Beijing enacted new laws last year to regulate the amount due to large real estate developers. Evergrande was forced to offer its properties at deep discounts as a result of the new rules, in order to ensure that money was coming in to keep the company afloat.

Evergrande’s difficulties are critical for a number of reasons. To begin with, many people purchased property from Evergrande before construction began. They have made deposits and may lose their funds if the company fails. Companies that conduct business with Evergrande are also present. Construction and design firms, as well as material suppliers, are at risk of suffering significant losses, which could lead them to file for bankruptcy. The final point to consider is the possible impact on China’s financial system.

Because of the potentially catastrophic consequences of such a heavily leveraged corporation falling, some analysts believe Beijing may intervene to save it.

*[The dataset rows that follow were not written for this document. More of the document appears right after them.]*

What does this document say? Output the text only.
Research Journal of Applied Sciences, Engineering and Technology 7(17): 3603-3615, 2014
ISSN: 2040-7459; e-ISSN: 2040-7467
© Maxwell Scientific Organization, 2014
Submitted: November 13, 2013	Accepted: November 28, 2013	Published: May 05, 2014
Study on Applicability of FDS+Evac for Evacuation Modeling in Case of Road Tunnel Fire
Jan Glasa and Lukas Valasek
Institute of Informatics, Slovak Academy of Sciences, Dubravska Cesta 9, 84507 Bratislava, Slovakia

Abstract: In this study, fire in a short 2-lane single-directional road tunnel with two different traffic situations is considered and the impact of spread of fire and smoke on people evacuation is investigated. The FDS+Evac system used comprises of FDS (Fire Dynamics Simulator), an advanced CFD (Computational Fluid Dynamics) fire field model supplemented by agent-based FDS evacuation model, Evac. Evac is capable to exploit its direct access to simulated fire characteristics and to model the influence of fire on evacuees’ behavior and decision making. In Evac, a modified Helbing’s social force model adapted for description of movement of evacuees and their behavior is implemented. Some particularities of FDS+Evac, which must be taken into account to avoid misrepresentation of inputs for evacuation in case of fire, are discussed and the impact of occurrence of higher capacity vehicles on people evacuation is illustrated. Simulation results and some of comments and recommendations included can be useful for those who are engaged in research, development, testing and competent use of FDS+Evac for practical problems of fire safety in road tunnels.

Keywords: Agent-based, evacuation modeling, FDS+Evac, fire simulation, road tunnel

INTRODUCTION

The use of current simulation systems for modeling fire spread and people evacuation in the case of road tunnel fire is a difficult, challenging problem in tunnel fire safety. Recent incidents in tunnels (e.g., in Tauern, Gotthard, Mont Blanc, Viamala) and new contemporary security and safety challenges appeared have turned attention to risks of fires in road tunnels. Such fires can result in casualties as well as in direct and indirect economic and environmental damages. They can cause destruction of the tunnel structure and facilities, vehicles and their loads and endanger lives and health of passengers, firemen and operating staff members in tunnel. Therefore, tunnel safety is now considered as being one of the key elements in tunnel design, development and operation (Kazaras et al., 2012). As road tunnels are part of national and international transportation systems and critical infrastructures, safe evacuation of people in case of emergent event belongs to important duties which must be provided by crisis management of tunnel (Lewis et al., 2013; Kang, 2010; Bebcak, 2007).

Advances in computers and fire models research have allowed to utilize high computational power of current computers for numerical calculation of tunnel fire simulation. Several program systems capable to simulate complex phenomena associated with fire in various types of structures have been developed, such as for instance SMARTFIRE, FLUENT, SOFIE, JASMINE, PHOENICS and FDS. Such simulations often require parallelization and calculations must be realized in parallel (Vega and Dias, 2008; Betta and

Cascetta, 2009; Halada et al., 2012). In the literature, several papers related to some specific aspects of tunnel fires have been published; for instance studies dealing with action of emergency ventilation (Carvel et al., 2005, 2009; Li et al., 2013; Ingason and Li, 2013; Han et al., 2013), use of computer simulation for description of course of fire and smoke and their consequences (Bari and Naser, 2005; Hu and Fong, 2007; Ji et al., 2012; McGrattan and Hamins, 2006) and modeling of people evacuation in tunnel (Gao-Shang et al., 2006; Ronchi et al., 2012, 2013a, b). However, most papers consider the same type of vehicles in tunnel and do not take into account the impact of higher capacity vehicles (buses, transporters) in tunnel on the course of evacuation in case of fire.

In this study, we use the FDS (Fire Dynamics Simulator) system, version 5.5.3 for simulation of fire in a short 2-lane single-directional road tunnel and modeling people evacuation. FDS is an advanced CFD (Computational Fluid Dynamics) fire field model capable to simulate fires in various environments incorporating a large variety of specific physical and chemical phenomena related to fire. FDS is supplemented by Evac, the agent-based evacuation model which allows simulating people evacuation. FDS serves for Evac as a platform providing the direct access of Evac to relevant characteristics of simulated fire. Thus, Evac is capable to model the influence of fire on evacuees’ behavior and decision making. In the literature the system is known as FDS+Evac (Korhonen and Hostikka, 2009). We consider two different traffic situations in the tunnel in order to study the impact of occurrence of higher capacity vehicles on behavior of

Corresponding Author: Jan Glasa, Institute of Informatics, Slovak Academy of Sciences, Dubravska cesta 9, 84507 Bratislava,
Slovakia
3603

Hu Xijin, the influential editor-in-chief of the state-backed Global Times newspaper, wrote on China’s chat app and social media platform WeChat that Evergrande should not rely on a government bailout and instead must preserve itself.

Hui Ka Yan, a businessman from Guangzhou, formed Evergrande, formerly known as the Hengda Group, in 1996.

Evergrande Real Estate now owns over 1,300 projects in over 280 cities around China. The Evergrande Group has expanded to include far more than just real estate development. Its activities include wealth management, electric car production, and food and beverage manufacturing. It even owns Guangzhou FC, one of the country’s most popular football clubs. According to Forbes, Mr. Hui has a personal fortune of roughly $10.6 billion.